Leben 14. November 2016

Ihr letzter Tag mit dem Kaiser

Tod in Schönbrunn. Mit seinem Hinscheiden verschwindet eine Klammer und ein Symbol der Monarchie. Person und Wirken Franz Josephs einzuschätzen, ist ebenso schwierig wie eine Gesamtbeurteilung der ausgehenden Donaumonarchie.

Obwohl der Tod Kaiser Franz Joseph erst 100 Jahre her ist, ist es schwer, den Menschen hinter dem Berg gaus Kitsch zu sehen. Seit Jahrzehnten wird an einer kritischen historischen Analyse seiner sehr zentralen Rolle in der österreichischen Geschichte des 19. Jahrhunderts gearbeitet, ohne dass diese abgeschlossen wäre. Eine Möglichkeit, der „wahren“ Person nahezukommen, sind Zeugenberichte.

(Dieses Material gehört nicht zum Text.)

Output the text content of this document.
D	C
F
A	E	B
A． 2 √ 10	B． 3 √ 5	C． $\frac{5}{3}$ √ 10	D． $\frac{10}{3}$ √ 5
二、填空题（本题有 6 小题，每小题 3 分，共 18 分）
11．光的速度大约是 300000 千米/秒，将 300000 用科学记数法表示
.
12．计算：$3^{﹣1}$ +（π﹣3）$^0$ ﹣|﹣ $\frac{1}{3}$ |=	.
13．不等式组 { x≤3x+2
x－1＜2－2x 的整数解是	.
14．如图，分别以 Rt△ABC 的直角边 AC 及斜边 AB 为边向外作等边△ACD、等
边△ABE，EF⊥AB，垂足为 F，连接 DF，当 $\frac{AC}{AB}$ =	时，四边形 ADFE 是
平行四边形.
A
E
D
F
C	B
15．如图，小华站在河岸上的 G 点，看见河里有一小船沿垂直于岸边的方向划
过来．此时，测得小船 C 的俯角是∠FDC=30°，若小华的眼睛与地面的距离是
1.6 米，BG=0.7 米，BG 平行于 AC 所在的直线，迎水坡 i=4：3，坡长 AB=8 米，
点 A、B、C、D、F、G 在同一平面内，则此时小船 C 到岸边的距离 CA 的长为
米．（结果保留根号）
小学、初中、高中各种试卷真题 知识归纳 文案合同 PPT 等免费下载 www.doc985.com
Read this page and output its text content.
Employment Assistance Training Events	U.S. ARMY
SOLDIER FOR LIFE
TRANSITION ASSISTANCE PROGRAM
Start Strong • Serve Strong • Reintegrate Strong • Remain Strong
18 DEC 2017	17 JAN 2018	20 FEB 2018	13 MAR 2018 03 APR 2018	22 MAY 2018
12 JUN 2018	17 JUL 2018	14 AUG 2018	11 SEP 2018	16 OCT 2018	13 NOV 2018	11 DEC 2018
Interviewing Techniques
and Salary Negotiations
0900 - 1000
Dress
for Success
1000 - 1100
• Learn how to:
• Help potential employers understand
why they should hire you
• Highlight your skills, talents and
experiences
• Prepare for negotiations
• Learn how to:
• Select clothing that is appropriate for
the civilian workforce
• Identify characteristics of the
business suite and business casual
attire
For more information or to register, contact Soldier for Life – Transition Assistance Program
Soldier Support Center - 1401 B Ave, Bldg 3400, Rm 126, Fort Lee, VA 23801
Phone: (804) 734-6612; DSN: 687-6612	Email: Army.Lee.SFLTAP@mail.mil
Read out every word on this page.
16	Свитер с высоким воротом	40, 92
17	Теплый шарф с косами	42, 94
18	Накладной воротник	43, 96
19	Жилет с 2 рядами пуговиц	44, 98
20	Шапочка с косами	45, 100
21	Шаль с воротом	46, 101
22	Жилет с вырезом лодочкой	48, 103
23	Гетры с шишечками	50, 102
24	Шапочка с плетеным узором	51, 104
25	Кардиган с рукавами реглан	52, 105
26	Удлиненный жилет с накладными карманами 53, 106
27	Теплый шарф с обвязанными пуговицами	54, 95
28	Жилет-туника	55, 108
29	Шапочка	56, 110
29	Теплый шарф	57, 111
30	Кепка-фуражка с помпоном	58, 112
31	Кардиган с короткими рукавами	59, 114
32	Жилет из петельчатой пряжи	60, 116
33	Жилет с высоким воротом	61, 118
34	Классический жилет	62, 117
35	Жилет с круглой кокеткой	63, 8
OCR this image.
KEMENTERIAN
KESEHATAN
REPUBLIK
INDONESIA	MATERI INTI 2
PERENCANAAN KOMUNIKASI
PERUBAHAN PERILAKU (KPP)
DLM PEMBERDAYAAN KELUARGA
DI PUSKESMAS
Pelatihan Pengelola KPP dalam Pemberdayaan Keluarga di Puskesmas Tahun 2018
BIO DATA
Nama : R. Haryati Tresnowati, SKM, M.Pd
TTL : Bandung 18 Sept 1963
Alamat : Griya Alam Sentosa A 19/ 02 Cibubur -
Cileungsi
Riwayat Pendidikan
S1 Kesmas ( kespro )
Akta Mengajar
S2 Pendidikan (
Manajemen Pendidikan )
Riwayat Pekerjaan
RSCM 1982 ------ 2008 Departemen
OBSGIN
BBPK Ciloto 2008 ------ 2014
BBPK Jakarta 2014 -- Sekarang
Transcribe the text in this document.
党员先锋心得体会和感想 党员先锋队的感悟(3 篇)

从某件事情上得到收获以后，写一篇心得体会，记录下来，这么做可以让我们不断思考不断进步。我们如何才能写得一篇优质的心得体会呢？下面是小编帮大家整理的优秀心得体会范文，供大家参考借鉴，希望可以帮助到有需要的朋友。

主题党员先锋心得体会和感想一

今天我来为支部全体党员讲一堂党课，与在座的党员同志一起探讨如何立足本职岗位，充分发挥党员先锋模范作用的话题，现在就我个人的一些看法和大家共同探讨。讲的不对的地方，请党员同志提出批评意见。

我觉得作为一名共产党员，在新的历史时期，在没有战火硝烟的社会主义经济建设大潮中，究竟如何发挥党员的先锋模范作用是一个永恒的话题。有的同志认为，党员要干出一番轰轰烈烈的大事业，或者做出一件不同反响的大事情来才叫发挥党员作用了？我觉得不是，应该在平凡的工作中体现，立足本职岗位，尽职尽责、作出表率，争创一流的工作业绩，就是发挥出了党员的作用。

Die Österreichische Mediathek stellt anlässlich des Todestags (21. November 1916) eine Onlinechronik mit Originalzitaten und -dokumenten sowie O-Tönen von Zeit- und Augenzeugen online ( bit.ly/2fSX2h5 ), unter anderem sind folgende Materialien vorhanden:

- Die Tonspur einer Fernsehsendung der Kronzeugin schlechthin, Kaiserin Zita (1892 bis 1989): „Am Vormittag des Todes Kaiser Franz Josephs empfing er Kaiser Karl und mich noch einmal. Er saß an seinem Schreibtisch in Uniform und arbeitete noch an einem Rekrutierungsakt. Er war brennend vor Fieber und trotzdem ließ er nicht von der Arbeit. Er sagte uns wie sehr er sich freue darüber, dass in Rumänien große Fortschritte gemacht worden seien und dass die Offensive gut weitergehe. Ferner freute er sich sehr über einen Segen, den der Heilige Vater ihm geschickt hatte und erzählte uns, dass er am selben Morgen die heilige Kommunion empfangen hatte.“

- Die Erinnerungen von General Edmund Glaise-Horstenau (1882 bis 1946): „Als ich am 22. vormittags zu Schönbrunn in das Flügeladjutantenzimmer trat, fragte mit Brougier (Oberstleutnant, Anm.): ,Willst du den Kaiser noch einmal sehen?’ Ich nickte selbstverständlich. Er führte mich in das Sterbezimmer. Das berühmte Kommissbett war leer. Die Leiche des Kaisers lag, von einem Leintuch bedeckt, auf einem Tisch. Sie war für die Einbalsamierung und die Abnahme der Totenmaske bereitgelegt. Brougier entblößte den Kopf des Toten, der zwar schneeweiß war, aber wie der Kopf eines Schlafenden aussah.“

Auf der Website der Mediathek spricht Franz Joseph selbst, über die „edlen Bestrebungen“ des k. k. Militär-Witwen- und -Waisenfonds für die Hinterbliebenen seiner „braven Krieger“ – der historische Wert besteht in der schieren Existenz des Tondokuments.